Русский крест: Литература и читатель в начале нового века | страница 28



Как писатель умный, а не только талантливый (встречается и расхождение в одной личности между этими двумя качествами), Маканин понимает, что проблематика, тема, герой – вещи скоропортящиеся, конъюнктурные: не в советском, а в нормальном понимании конъюнктуры. Писателю приходится постоянно-утомительно следить за временем, ловя типажность. И, понимая это, наработав целую галерею «постоянно уходящей натуры», он хочет опередить время, предпринимая для этого определенные усилия, стремясь к предвидению. Предвидение в литературе XX века чаще всего реализовывалось эсхатологически, в чрезвычайно распространенном жанре антиутопии. И в повести «Лаз», конечно же, есть антиутопические черты. Но вот наконец, забегая чуть раньше времени, опережая его не через антиутопию, буквально накануне чеченской войны, Маканин пишет рассказ «Кавказский пленный», публикация которого в журнале «Новый мир» как раз совпадает с началом первой кампании. Совпадение? Нет, чуткое, взращенное в себе (культивируемое десятилетиями) внимание ко времени, ко всему, что реет в воздухе.

Если к Достоевскому, как известно, сюжеты приходили подчас из газетных заметок («Происшествия»), то сегодня прозаики тоже часто отталкиваются от события только что случившегося, имевшего большой общественный резонанс. Так возник «Призрак театра» Андрея Дмитриева (он сам говорит о том, что роман возник до события) – пожалуй, самая неудачная вещь талантливого прозаика, прямо связанная с событиями на Дубровке: действие разворачивается в то же время (время действий террористов и время освобождения заложников) и с сюжетными «зацепками» в театральной жизни (репетиции, жизнь актерская и т. д.). Современность (страшная) реального сюжета вступает в конфликт с явной надуманностью сюжета литературного (даже слишком), а эта литературность еще и усилена сквозной (на протяжении всего текста) ритмизованностью прозы.

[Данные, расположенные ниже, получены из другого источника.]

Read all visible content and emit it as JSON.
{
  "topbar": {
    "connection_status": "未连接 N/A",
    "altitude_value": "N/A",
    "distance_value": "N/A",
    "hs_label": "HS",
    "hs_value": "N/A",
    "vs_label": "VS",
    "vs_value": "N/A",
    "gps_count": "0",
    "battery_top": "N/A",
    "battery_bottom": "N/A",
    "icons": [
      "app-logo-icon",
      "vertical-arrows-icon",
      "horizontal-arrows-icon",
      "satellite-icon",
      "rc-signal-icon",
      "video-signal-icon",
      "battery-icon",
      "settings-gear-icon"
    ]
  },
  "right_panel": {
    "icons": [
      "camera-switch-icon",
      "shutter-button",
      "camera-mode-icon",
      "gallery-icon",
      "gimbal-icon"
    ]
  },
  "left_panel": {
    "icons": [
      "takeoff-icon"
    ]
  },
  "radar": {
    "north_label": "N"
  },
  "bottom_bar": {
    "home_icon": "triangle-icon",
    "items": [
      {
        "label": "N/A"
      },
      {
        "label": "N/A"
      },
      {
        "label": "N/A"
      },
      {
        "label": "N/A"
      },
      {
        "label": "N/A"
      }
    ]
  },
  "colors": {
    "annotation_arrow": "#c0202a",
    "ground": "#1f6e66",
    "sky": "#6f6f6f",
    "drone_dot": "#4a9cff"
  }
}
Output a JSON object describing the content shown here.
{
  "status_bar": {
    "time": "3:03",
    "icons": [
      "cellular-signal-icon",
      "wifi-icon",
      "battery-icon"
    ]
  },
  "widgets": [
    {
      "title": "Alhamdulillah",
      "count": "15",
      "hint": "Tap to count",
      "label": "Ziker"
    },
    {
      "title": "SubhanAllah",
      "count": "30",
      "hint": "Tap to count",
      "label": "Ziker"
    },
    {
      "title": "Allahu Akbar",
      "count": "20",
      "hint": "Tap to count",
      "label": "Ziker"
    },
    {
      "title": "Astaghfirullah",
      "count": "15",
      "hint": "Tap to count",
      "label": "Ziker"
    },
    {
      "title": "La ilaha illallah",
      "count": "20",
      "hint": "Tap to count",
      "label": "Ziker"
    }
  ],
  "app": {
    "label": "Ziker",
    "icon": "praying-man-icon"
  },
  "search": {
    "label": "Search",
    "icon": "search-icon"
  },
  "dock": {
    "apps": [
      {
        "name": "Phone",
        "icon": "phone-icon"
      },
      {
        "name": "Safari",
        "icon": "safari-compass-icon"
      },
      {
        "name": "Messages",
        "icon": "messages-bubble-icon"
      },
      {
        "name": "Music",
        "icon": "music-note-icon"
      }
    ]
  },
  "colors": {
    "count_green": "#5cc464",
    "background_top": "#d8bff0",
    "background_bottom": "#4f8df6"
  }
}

Признаюсь, ритмическую прозу я вообще не люблю, считаю, что место ее там, где она была уместна (и – современна): в начале XX века. Прощала я ее только поздней прозе Юрия Давыдова по причине любви к Давыдову, да и то – со вздохом. Что же касается «Призрака театра», то здесь сама поэтика вступает – нет, не в конфликт даже – в диссонанс с наисовременнейшей, но, увы, притянутой к мелодраматическому сюжету проблематикой.

Другой случай – случай Анатолия Курчаткина, роман «Цунами». (Пишу об этих текстах с необходимым включением литературно-критической дистанцированности, поскольку как издатель-редактор имела непосредственное отношение к их появлению на свет в журнале «Знамя».) Тут иной, чем у Дмитриева, но тоже случай разочаровывающий: из реального факта – цунами в Таиланде, за разрушительной деятельностью которого следили по ТВ с ужасом десятки миллионов человек, – и весьма туристических впечатлений соткан фон, на котором расставляются фигурки персонажей с типичными амплуа наших дней – охранник, «деловой» в недавнем прошлом, нувориш, его жена, «деловые» партнеры, преследователи и т. д. Было? Было. Современно? Современно. А сама проза – архаична. Обыкновенная беллетристика, по лекалам (и «языку») которой изготавливались тексты позднего советского времени. Так что на самом-то деле – оба романа, и Дмитриева, и Курчаткина, далеки от того гена современности, который мы ищем в современной прозе. А эту – эту можно определить как несовременную современную прозу. Впрочем, к ней относится большинство так называемой прозы мейнстрима. Причем так изготовлены и совсем несложные тексты – Сергея Минаева, например, или Оксаны Робски. Берутся факты, свидетельствующие об определенной жизнедеятельности, – как из ТВ и газет, так и из личного опыта – и разыгрываются при помощи фигурок-амплуа, вырезанных из той же газетной бумаги.